Обещание на рассвете | страница 56



Потом мы долго совещались, что нам делать и куда податься. Пока снимали люстру, мы, стоя посреди пустого салона, говорили по-французски, чтобы нас не поняли эти мерзавцы.

Не было и речи о том, чтобы оставаться в Вильно, где лучшие наши клиентки, раньше льстившие и умолявшие обслужить их в первую очередь, теперь задирали нос и отворачивались, встречаясь с матерью на улице, что с их стороны было вполне понятно — ведь они, как правило, были нам должны.

Я не помню имен этих благородных созданий, но надеюсь, что они еще живы и не успели спасти свои шкуры от коммунизма, который наверняка научил их некоторой человечности. Я не злопамятен и поэтому кончаю на этом.

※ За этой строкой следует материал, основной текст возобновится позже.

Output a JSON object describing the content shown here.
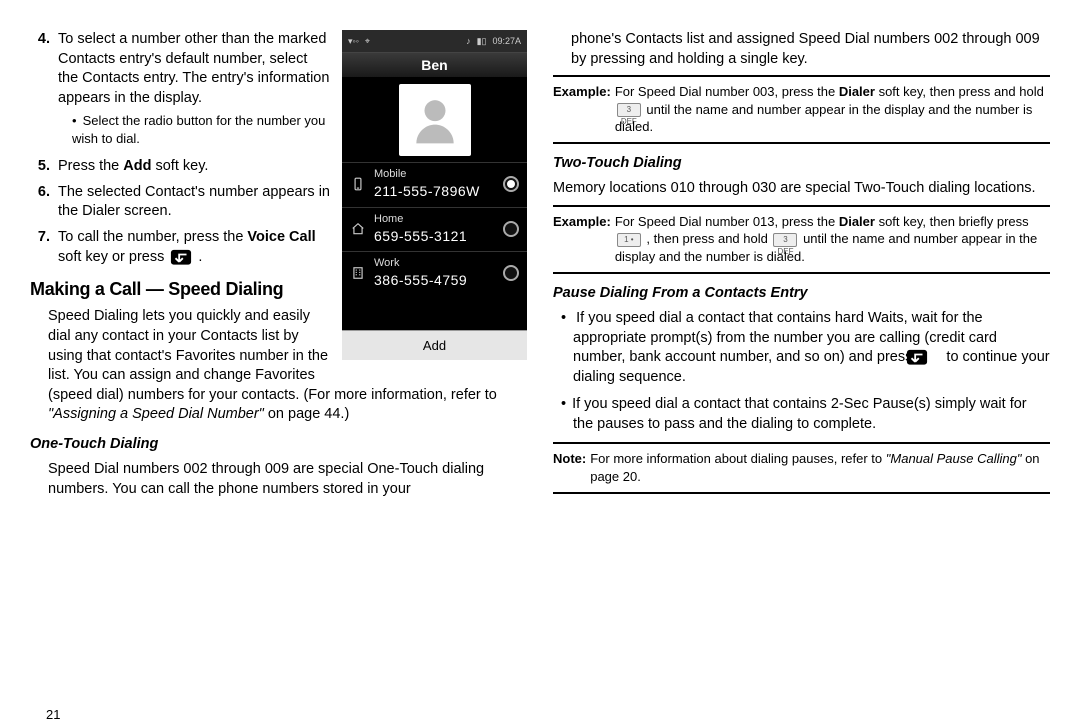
{
  "page_number": "21",
  "phone": {
    "status_time": "09:27A",
    "contact_name": "Ben",
    "rows": [
      {
        "label": "Mobile",
        "number": "211-555-7896W",
        "selected": true
      },
      {
        "label": "Home",
        "number": "659-555-3121",
        "selected": false
      },
      {
        "label": "Work",
        "number": "386-555-4759",
        "selected": false
      }
    ],
    "softkey": "Add"
  },
  "left": {
    "step4": "To select a number other than the marked Contacts entry's default number, select the Contacts entry. The entry's information appears in the display.",
    "step4_bullet": "Select the radio button for the number you wish to dial.",
    "step5_pre": "Press the ",
    "step5_bold": "Add",
    "step5_post": " soft key.",
    "step6": "The selected Contact's number appears in the Dialer screen.",
    "step7_pre": "To call the number, press the ",
    "step7_bold": "Voice Call",
    "step7_post": " soft key or press ",
    "h1": "Making a Call — Speed Dialing",
    "speed_para_a": "Speed Dialing lets you quickly and easily dial any contact in your Contacts list by using that contact's Favorites number in the list. You can assign and change Favorites (speed dial) numbers for your contacts. (For more information, refer to ",
    "speed_para_ital": "\"Assigning a Speed Dial Number\"",
    "speed_para_b": "  on page 44.)",
    "h2_one": "One-Touch Dialing",
    "one_touch": "Speed Dial numbers 002 through 009 are special One-Touch dialing numbers. You can call the phone numbers stored in your"
  },
  "right": {
    "cont": "phone's Contacts list and assigned Speed Dial numbers 002 through 009 by pressing and holding a single key.",
    "ex1_tag": "Example:",
    "ex1_a": "For Speed Dial number 003, press the ",
    "ex1_bold": "Dialer",
    "ex1_b": " soft key, then press and hold ",
    "ex1_c": " until the name and number appear in the display and the number is dialed.",
    "key3": "3 DEF",
    "h2_two": "Two-Touch Dialing",
    "two_touch": "Memory locations 010 through 030 are special Two-Touch dialing locations.",
    "ex2_tag": "Example:",
    "ex2_a": "For Speed Dial number 013, press the ",
    "ex2_bold": "Dialer",
    "ex2_b": " soft key, then briefly press ",
    "key1": "1 •",
    "ex2_c": " , then press and hold ",
    "ex2_d": " until the name and number appear in the display and the number is dialed.",
    "h2_pause": "Pause Dialing From a Contacts Entry",
    "pause_b1_a": "If you speed dial a contact that contains hard Waits, wait for the appropriate prompt(s) from the number you are calling (credit card number, bank account number, and so on) and press ",
    "pause_b1_b": "  to continue your dialing sequence.",
    "pause_b2": "If you speed dial a contact that contains 2-Sec Pause(s) simply wait for the pauses to pass and the dialing to complete.",
    "note_tag": "Note:",
    "note_a": "For more information about dialing pauses, refer to ",
    "note_ital": "\"Manual Pause Calling\"",
    "note_b": " on page 20."
  }
}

Иногда я захожу в крупнейшие салоны парижских мод, устраиваюсь в уголке и смотрю парад моделей; друзья считают, что я втайне посещаю столь любезные моему сердцу утолки из слабости к красивым девочкам. Они ошибаются.

Я наведываюсь сюда, чтобы вспомнить о директрисе «Нового дома моделей».

Нам не хватало денег, чтобы обосноваться в Ницце, но мать не захотела продать свое драгоценное серебро, на котором зиждилось все мое будущее. С несколькими сотнями чудом уцелевших злотых мы решили сначала ехать в Варшаву, которая пусть на шаг, но приближала нас к цели. У матери там были друзья и родственники, но главным и решающим аргументом явилось другое.

— В Варшаве есть французский лицей, — заявила она, удовлетворенно шмыгнув носом.

Спорить было больше не о чем. Оставалось только собрать чемоданы, образно говоря, так как чемоданы у нас тоже уплыли, и, тщательно упаковав серебро, мы уложили его и уцелевшие пожитки по старой доброй традиции в мешок.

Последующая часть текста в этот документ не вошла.